Navy and Marine Corps say US forces at risk if Congress doesn’t pass a defense budget

The nominees to head the Navy and the Marine Corps warned the Senate Tuesday that failing to secure a proper defense budget would have a devastating effect on the ability of both services to operate in the future.

Congress has until Oct. 1 to come up with a defense budget for fiscal 2020. If it doesn’t, the body will have to pass a temporary continuing resolution or return to strict spending caps put in place by 2013’s Budget Control Act. Both situations would harm the Navy and Marine Corps, according to the nominees.

“If it is a continuing resolution … commanders below us have to make hard decisions on what’s in their training plan, and they’ll have to probably delay some of those or cancel them,” Gen. David Berger said during his confirmation hearing to become Marine Corps commandant. “Procurements are going to be delayed, new starts you can’t do under a continuing resolution, and the worst part for us is the unpredictability.”

Because the services never know how long a continuing resolution will last, they are forced to make do with the funding they have to maintain the status quo. “But what really happens is an erosion of readiness, and in jeopardy is procurement,” said Berger. A return to Budget Control Act caps would be “even more catastrophic,” he added.

Adm. Bill Moran, the nominee for chief of naval operations, echoed Berger’s concerns at the joint nomination hearing. For a capital-intensive force such as the Navy, uncertain funding can jeopardize contracts with vendors on large ships.

“They need stability. They need predictability to be efficient, to hire appropriately,” Moran said. He added that the ability to maintain equipment is also affected by continuing resolutions and the Budget Control Act.

The Budget Control Act places mandatory cuts on defense, also known as sequestration, to reduce spending when a budget agreement can’t be reached. Congress avoided a return to sequestration last year when it passed a two-year budget deal.

“The last bipartisan two-year budget deal that covered 2018 and 2019 essentially reset defense spending to pre-Budget Control Act levels, allowing the military to halt the death spiral of readiness,” said Rick Berger, a research fellow with the American Enterprise Institute and a former Senate Budget Committee staffer. “That infusion of cash tied a tourniquet around the bleeding, but full readiness won’t be recovered until the early 2020s even with adequate funding, according to the military service chiefs.”

But the deadline for the next fiscal year is fast approaching, and senators from both parties worry that a budget may not be passed in time. Georgia Republican David Perdue warned that Congress had 34 working days to avoid another crisis.

“We’re staring down the barrel of a gun right now, this year,” said Perdue. “For the last two years, we’ve been able to avoid continuing resolution. I think that has played some significant role in your ability to recover on the readiness front. However … I believe we can lose a lot of that momentum just this year if we are not able to fund by Sept. 30 and we do a CR.”

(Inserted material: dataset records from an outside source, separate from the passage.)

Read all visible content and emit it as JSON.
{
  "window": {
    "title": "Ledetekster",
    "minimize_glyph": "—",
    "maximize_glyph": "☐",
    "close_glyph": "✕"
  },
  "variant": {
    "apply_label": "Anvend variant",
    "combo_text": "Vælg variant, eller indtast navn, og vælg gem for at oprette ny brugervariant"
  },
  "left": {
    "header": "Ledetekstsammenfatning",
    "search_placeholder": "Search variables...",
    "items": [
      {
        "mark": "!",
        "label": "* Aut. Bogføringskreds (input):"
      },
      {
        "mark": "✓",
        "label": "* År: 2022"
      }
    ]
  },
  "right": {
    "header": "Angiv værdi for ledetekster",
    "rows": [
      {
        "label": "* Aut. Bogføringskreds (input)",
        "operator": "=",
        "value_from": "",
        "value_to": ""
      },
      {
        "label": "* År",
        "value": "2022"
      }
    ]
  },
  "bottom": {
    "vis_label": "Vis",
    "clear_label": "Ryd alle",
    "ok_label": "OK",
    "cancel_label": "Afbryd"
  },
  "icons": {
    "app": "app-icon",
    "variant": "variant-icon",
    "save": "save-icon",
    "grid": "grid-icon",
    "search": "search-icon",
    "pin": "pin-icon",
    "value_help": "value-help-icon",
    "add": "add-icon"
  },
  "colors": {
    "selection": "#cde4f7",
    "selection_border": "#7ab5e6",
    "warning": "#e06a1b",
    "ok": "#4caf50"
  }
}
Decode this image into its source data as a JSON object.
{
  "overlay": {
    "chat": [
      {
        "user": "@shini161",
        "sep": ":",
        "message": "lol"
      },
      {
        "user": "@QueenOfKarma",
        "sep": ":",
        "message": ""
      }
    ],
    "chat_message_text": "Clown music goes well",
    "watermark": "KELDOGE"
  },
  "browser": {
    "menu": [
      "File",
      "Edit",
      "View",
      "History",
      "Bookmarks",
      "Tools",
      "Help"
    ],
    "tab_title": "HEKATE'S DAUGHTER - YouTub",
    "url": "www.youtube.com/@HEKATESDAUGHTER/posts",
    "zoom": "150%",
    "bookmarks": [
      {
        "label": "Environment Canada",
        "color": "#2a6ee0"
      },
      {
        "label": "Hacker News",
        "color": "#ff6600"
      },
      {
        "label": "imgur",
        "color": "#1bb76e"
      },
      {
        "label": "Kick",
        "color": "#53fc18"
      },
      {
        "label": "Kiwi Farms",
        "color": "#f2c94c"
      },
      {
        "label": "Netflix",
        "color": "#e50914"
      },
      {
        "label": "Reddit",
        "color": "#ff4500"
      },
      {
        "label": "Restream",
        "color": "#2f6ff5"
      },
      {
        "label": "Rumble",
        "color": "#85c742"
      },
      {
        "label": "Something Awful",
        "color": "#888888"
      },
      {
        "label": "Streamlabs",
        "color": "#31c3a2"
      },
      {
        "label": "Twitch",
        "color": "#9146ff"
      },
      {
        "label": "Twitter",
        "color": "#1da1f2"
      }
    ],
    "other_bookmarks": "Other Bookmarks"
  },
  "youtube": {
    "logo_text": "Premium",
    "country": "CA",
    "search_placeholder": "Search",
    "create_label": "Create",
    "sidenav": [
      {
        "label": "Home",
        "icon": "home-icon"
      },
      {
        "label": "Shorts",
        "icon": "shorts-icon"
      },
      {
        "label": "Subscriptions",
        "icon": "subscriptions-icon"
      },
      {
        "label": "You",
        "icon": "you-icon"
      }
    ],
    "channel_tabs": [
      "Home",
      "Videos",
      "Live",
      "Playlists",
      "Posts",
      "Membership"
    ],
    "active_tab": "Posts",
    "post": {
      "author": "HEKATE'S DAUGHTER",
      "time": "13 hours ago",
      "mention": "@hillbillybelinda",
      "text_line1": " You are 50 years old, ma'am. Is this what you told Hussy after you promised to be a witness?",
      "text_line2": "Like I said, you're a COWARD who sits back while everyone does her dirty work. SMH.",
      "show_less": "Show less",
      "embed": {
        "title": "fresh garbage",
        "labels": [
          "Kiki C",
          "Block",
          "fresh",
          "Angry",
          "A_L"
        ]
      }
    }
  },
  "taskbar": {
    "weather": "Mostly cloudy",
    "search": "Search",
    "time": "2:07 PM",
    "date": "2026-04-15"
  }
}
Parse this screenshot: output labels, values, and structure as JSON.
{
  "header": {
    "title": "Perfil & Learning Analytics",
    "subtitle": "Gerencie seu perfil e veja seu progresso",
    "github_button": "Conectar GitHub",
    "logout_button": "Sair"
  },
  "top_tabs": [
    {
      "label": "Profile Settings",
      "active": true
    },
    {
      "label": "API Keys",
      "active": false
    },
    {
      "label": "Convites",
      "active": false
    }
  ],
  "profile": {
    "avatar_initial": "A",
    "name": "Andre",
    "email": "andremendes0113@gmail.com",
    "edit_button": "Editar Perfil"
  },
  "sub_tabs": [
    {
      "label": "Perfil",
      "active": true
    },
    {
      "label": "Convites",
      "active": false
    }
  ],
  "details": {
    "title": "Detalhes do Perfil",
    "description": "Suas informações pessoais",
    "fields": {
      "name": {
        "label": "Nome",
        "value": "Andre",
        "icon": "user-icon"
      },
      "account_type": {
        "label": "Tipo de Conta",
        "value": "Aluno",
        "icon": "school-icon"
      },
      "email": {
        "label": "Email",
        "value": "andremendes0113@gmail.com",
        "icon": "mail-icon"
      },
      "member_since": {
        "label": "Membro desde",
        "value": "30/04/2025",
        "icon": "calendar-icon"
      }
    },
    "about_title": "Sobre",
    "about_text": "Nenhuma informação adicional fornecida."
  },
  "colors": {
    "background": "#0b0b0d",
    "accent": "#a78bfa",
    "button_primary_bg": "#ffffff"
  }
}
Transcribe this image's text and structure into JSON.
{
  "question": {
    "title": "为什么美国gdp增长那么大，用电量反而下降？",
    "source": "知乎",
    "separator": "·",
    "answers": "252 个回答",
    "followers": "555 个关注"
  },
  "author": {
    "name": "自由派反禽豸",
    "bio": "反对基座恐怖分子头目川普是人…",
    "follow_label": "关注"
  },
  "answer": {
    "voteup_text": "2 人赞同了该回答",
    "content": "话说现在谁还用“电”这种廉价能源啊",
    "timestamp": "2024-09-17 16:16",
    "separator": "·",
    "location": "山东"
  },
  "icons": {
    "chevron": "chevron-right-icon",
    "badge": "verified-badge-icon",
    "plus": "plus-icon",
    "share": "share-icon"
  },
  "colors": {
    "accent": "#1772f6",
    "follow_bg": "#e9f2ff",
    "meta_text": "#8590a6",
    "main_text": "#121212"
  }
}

Perdue noted that he has heard talk on Capitol Hill of extended a continuing resolution through next year’s election. Office of Management and Budget Director Russ Vought suggested Monday that the president may be interested in signing a full-year continuing resolution.

“It’s almost hard to find the adjectives to describe how devastating this would be,” said AEI’s Berger. “Forget about implementing the National Defense Strategy and trying to catch up with Russia and China. We’d be dead in the water. We might as well light all the 2018 and 2019 readiness recovery funding on fire if we do a full-year CR.”

Or as Moran said at the hearing: “Sir, we don’t even like talking about it, it’s so devastating to our ability to plan and program and have predictable outcomes in the future.”